I thought I’d include one of the pictures at a larger size. This one is my personal favorite (which is a pity because it’s also the least sharp. Either I missed the focus or there’s a little camera shake. I’ll have to go back and try again, but probably not before next year as the monastery closes between January 1 and March 31):
Mahakappina Thera. The Buddha declared Mahakappina was the ablest in admonishing monks. He was a king prior to set out to seek the Buddha’s teaching. He who was older than the Buddha often dwelled in the bliss of jhana, and was skillful to instruct others by his preaching.
Whoever produced this statue certainly caught the ‘admonishing’ part. You’ve got to love the facial expression and the raised finger.
The Dhammapada: Verses and Stories provides additional detail on the story of Mahakappina:
The Story of Thera Mahakappina
While residing at the Jetavana monastery, the Buddha uttered Verse (79) of this book, with reference to Thera Mahakappina.
Mahakappina was king of Kukkutavati. He had a queen named Anoja; he also had one thousand ministers to help him rule the country. One day, the king accompanied by those one thousand ministers, was out in the park. There, they met some merchants from Savatthi. On learning about the Buddha, the Dhamma, and the Samgha from these merchants the king and his ministers immediately set out for Savatthi.
On that day, when the Buddha surveyed the world with his supernormal power, he saw in his vision, Mahakappina and his ministers coming towards Savatthi. He also knew that they were due for arahatship. The Buddha went to a place one hundred and twenty yojanas away from Savatthi to meet them. There, he waited for them under a banyan tree on the bank of the river Candabhaga. King Mahakappina and his ministers came to the place where the Buddha was waiting for them. When they saw the Buddha, with six-coloured rays radiating from his body, they approached the Buddha and paid homage to him. The Buddha then delivered a discourse to them. After listening to the discourse the king and all his ministers attained Sotapatti Fruition, and they asked the Buddha to permit them to join the Order. The Buddha, reflecting on their past and finding that they had made offerings of yellow robes in a past existence, said to them, “Ehi bhikkhu”, and they all became bhikkhus.

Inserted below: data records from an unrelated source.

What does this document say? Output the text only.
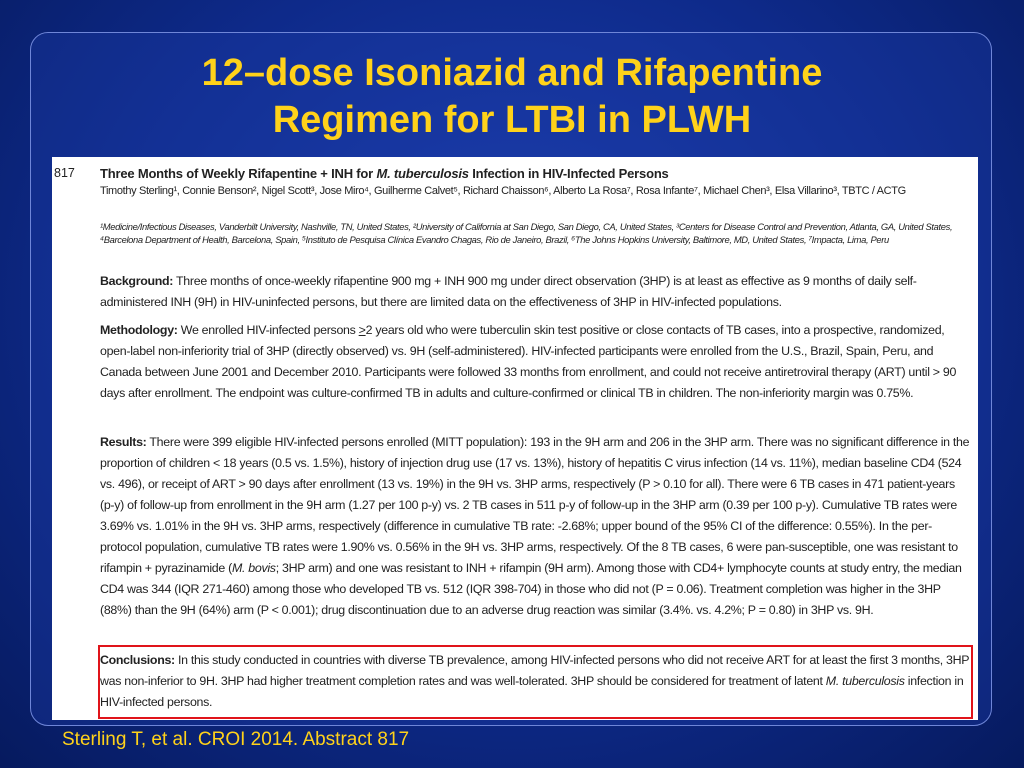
12–dose Isoniazid and Rifapentine
Regimen for LTBI in PLWH
817 Three Months of Weekly Rifapentine + INH for M. tuberculosis Infection in HIV-Infected Persons
Timothy Sterling¹, Connie Benson², Nigel Scott³, Jose Miro⁴, Guilherme Calvet⁵, Richard Chaisson⁶, Alberto La Rosa⁷, Rosa Infante⁷, Michael Chen³, Elsa Villarino³, TBTC / ACTG
¹Medicine/Infectious Diseases, Vanderbilt University, Nashville, TN, United States, ²University of California at San Diego, San Diego, CA, United States, ³Centers for Disease Control and Prevention, Atlanta, GA, United States, ⁴Barcelona Department of Health, Barcelona, Spain, ⁵Instituto de Pesquisa Clínica Evandro Chagas, Rio de Janeiro, Brazil, ⁶The Johns Hopkins University, Baltimore, MD, United States, ⁷Impacta, Lima, Peru
Background: Three months of once-weekly rifapentine 900 mg + INH 900 mg under direct observation (3HP) is at least as effective as 9 months of daily self-administered INH (9H) in HIV-uninfected persons, but there are limited data on the effectiveness of 3HP in HIV-infected populations.
Methodology: We enrolled HIV-infected persons >2 years old who were tuberculin skin test positive or close contacts of TB cases, into a prospective, randomized, open-label non-inferiority trial of 3HP (directly observed) vs. 9H (self-administered). HIV-infected participants were enrolled from the U.S., Brazil, Spain, Peru, and Canada between June 2001 and December 2010. Participants were followed 33 months from enrollment, and could not receive antiretroviral therapy (ART) until > 90 days after enrollment. The endpoint was culture-confirmed TB in adults and culture-confirmed or clinical TB in children. The non-inferiority margin was 0.75%.
Results: There were 399 eligible HIV-infected persons enrolled (MITT population): 193 in the 9H arm and 206 in the 3HP arm. There was no significant difference in the proportion of children < 18 years (0.5 vs. 1.5%), history of injection drug use (17 vs. 13%), history of hepatitis C virus infection (14 vs. 11%), median baseline CD4 (524 vs. 496), or receipt of ART > 90 days after enrollment (13 vs. 19%) in the 9H vs. 3HP arms, respectively (P > 0.10 for all). There were 6 TB cases in 471 patient-years (p-y) of follow-up from enrollment in the 9H arm (1.27 per 100 p-y) vs. 2 TB cases in 511 p-y of follow-up in the 3HP arm (0.39 per 100 p-y). Cumulative TB rates were 3.69% vs. 1.01% in the 9H vs. 3HP arms, respectively (difference in cumulative TB rate: -2.68%; upper bound of the 95% CI of the difference: 0.55%). In the per-protocol population, cumulative TB rates were 1.90% vs. 0.56% in the 9H vs. 3HP arms, respectively. Of the 8 TB cases, 6 were pan-susceptible, one was resistant to rifampin + pyrazinamide (M. bovis; 3HP arm) and one was resistant to INH + rifampin (9H arm). Among those with CD4+ lymphocyte counts at study entry, the median CD4 was 344 (IQR 271-460) among those who developed TB vs. 512 (IQR 398-704) in those who did not (P = 0.06). Treatment completion was higher in the 3HP (88%) than the 9H (64%) arm (P < 0.001); drug discontinuation due to an adverse drug reaction was similar (3.4%. vs. 4.2%; P = 0.80) in 3HP vs. 9H.
Conclusions: In this study conducted in countries with diverse TB prevalence, among HIV-infected persons who did not receive ART for at least the first 3 months, 3HP was non-inferior to 9H. 3HP had higher treatment completion rates and was well-tolerated. 3HP should be considered for treatment of latent M. tuberculosis infection in HIV-infected persons.
Sterling T, et al. CROI 2014. Abstract 817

Meanwhile, Queen Anoja, learning about the king’s departure for Savatthi, sent for the wives of the one thousand ministers, and together with them followed the king’s trail. They too came to the place where the Buddha was and seeing the Buddha with a halo of six colours, paid homage to him. All this time, the Buddha by exercising his supernormal power had made the king and his ministers invisible so that their wives did not see them. The queen therefore enquired where the king and his ministers were. The Buddha told the queen and her party to wait for a while and that the king would soon come with his ministers. The Buddha then delivered another discourse; at the end of this discourse the king and his ministers attained arahatship; the queen and the wives of the ministers attained Sotapatti Fruition. At that instant, the queen and her party saw the newly admitted bhikkhus and recognized them as their former husbands.
The ladies also asked permission from the Buddha to enter the Order of Bhikkhunis; so they were directed to go ahead to Savatthi. There they entered the Order and very soon they also attained arahatship. The Buddha then returned to the Jetavana monastery accompanied by one thousand bhikkhus.
At the Jetavana monastery, Thera Mahakappina while resting during the night or during the day would often say, “Oh, what happiness!” (Aho Sukham). The bhikkhus, hearing him saying this so many times a day told the Buddha about it. To them the Buddha replied, “My son Kappina having had the taste of the Dhamma lives happily with a serene mind; he is saying these words of exultation repeatedly with reference to Nibbana.”
Then the Buddha spoke in verse as follows:
Verse 79: He who drinks in the Dhamma lives happily with a serene mind; the wise man always takes delight in the Dhamma (Bodhipakkhiya Dhamma) expounded by the Noble Ones (ariyas).